Thursday, October 20, 2005

Garbage--real and symbolic

Garbage. Finally, the company managed to find and pick up my garbage and I managed to get a container for future pick ups. Seems silly but it really was getting to me that every week I’d put it out and every week it would still be there at the end of the day. Every week the company would assure me it would be picked up and it wasn’t.

I realized that it was symbolic—if the real garbage wasn’t being picked up, on some level I felt as if I couldn’t get rid of all the emotional garbage in my life either. Add to that a phone line that keeps going out and...my frustration level was hitting the ceiling. How can I coach over the phone if the phone doesn’t work?
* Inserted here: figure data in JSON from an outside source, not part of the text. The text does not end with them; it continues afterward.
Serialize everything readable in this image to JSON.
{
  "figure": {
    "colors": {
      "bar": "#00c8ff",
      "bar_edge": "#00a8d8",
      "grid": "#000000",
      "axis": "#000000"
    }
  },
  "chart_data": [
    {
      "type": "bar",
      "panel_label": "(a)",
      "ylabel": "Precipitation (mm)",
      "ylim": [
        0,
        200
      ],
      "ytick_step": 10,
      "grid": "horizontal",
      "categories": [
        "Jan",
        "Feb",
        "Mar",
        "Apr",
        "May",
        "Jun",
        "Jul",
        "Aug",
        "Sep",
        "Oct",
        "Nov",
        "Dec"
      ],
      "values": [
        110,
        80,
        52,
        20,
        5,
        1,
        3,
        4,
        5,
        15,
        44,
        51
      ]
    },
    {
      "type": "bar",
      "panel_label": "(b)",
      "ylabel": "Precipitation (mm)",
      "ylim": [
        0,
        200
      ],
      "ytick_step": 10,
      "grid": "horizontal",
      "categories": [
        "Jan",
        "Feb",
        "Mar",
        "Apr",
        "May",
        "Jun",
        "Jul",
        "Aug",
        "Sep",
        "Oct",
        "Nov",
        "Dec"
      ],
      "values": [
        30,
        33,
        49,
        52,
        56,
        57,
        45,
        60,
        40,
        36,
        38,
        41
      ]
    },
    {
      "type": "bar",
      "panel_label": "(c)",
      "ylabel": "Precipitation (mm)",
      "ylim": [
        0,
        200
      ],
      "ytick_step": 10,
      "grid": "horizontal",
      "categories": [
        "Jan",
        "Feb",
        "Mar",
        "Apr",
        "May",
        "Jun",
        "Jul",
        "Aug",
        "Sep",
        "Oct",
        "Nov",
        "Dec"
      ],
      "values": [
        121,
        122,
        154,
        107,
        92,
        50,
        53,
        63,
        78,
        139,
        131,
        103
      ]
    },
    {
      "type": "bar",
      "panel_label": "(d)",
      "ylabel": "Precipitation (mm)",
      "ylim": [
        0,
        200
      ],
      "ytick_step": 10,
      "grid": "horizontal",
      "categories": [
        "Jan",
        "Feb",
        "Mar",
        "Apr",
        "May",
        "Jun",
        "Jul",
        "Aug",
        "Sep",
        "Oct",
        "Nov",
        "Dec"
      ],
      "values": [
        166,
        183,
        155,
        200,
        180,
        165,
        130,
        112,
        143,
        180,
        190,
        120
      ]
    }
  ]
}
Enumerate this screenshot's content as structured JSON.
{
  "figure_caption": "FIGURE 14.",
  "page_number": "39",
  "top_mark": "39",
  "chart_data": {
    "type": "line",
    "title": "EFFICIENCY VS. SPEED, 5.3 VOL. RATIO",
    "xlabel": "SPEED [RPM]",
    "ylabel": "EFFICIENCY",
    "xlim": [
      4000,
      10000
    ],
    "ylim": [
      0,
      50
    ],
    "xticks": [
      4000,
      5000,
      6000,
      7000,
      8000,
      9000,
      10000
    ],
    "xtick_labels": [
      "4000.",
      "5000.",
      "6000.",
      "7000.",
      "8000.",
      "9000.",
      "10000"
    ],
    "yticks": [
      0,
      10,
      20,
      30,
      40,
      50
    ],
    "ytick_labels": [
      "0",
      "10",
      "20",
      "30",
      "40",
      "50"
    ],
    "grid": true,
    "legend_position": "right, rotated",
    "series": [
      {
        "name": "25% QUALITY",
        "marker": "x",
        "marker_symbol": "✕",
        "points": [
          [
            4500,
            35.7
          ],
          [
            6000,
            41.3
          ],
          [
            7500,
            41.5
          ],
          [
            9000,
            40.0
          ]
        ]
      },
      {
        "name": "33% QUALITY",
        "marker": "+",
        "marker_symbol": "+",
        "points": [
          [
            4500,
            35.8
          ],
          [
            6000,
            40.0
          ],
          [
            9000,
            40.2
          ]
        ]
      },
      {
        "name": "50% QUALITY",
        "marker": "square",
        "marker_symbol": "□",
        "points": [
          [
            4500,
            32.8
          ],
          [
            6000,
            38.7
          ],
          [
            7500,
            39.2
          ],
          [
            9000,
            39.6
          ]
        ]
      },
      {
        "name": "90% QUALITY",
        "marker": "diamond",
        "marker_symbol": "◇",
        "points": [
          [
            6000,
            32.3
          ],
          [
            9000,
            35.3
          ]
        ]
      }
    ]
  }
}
So often, I think, we invest emotions into things beyond what makes sense. All of this has given me practice in coming up with creative ways to cope with problems. The other thing it’s done is give me practical experience countering frustration with things that make me smile. I’ve made a concerted effort to make sure I have healthy food in the house that I love. I’ve made sure that every day which brought frustration had SOME experience of success to counter it. (Yesterday—garbage day—I made sure I got my car inspected and registered here.) Each experience then became proof that I had control over my life and that my happiness wasn’t hostage to what others did or didn’t do. Each time I smiled, it was a reminder that even when some things go wrong, I have the power to create happiness in my life.

Still no couches, still no vacuum cleaner (where are all the good inexpensive bagged ones???). I do plan to get lots of things at Target but it’s hard to do that before I have the couches so that I know what will look right with them. (My dresser the year in NJ after my divorce was stacked drawers from Target. )

By no means do I want to sound as if I have any regrets about this move! I still smile every time I look around at my house. I still smile every morning when I go out my front door to get the paper and see sunshine. I still smile when I think of all the people I’ve met who have been so nice. Each of these things is a reminder that life is not and doesn’t have to be perfect to be wonderful. Each of these things is a reminder that the frustrating things that occur are not the sum total of my days. Each of these things is a reminder that I was so very right to listen to my instincts and come here.

There is a song sung by Lee Ann Womack—I HOPE YOU DANCE. I love that song. That’s how I see myself and my life now—I had the choice to sit it out or dance and I am dancing. If you haven’t heard the song, I hope you will. And I hope that you, too, will always choose to dance in whatever way that matters in your own life.